What happened before the Big Bang?
LONDON. May 5. KAZINFORM If you think theories about the universe are mind-bending, rest assured that many scientists feel the same way. But the question isn't a philosophical one: it has potentially real, testable aspects.
In many ways, it's strange to us humans that the Universe should be the age it is. The Universe - by definition, everything that physically exists - should either be infinite in age, or somehow tied to the lifespan of the human species, as it does in many mythologies. However, thanks to studies on the rate the Universe is expanding, and applying this knowledge in reverse, we know its age. Roughly 13.8 billion years ago, all we can observe on Earth, in our solar system, other galaxies and everything in between expanded out rapidly from an initial point much smaller than an atom, which we call the Big Bang.
The Big Bang model is our best explanation for why the cosmos appears as it does. Nevertheless, it's not able to answer some of the more challenging questions, including what - if anything - came before it? Despite how it might sound, this question isn't a philosophical one: it has potentially real, testable aspects. But to understand any of the possible answers, we must first understand the question itself, Kazinform quotes BBC News.

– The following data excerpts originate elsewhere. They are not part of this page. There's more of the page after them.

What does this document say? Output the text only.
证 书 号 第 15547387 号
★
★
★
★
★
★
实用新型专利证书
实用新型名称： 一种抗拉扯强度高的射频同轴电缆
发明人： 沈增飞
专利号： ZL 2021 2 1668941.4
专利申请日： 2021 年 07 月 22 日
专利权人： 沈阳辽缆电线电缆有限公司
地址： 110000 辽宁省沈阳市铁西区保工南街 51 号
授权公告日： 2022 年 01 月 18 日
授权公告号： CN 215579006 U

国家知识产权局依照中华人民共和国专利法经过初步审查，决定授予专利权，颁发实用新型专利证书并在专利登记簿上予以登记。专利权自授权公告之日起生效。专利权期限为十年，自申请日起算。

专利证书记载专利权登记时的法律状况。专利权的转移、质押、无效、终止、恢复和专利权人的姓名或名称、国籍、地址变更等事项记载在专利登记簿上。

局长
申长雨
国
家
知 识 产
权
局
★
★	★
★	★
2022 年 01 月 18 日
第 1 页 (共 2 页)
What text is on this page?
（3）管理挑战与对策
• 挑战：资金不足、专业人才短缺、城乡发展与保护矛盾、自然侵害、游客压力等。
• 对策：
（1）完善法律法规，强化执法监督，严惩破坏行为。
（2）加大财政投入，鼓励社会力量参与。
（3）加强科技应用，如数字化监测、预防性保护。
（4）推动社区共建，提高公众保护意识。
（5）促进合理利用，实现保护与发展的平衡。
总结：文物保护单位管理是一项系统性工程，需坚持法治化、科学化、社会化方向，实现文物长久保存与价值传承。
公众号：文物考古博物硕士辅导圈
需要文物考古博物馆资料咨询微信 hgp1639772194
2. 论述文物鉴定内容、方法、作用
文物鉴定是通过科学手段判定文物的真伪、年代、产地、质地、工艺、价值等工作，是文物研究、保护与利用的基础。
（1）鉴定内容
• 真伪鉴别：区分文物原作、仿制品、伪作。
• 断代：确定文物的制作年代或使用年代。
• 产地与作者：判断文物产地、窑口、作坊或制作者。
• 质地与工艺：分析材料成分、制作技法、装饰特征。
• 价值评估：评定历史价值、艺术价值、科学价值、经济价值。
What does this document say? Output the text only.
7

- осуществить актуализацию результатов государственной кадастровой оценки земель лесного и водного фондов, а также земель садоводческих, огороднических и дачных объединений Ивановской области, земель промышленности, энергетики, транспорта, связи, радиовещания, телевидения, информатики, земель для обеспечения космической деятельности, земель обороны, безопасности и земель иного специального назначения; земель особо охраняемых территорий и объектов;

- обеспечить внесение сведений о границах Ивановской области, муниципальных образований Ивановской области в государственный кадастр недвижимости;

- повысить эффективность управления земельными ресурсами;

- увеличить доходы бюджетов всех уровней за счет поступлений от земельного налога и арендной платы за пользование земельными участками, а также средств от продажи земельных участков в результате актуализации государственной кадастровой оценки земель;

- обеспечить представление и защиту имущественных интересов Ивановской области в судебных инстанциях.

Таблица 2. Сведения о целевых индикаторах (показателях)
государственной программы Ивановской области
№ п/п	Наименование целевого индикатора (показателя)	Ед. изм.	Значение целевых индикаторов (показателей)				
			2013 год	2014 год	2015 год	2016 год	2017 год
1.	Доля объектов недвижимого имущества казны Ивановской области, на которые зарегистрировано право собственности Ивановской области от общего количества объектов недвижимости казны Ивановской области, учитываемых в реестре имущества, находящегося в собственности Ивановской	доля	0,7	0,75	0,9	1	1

First of all, the language we use to describe what we know and don't know can sometimes be muddy. For instance, the Universe may be defined as all that exists in a physical sense, but we can only observe part of that. Nobody sensible thinks the observable Universe is all there is, though. Galaxies in every direction seem similar to each other; there's no evident special direction in space, meaning that the Universe doesn't have an edge (or a centre). In other words, if we were to instantaneously relocate to a galaxy far, far away, we'd see a cosmos very similar to the one we observe from Earth, and it would have an effective radius of 46 billion light-years. We can't see beyond that radius, wherever we're located.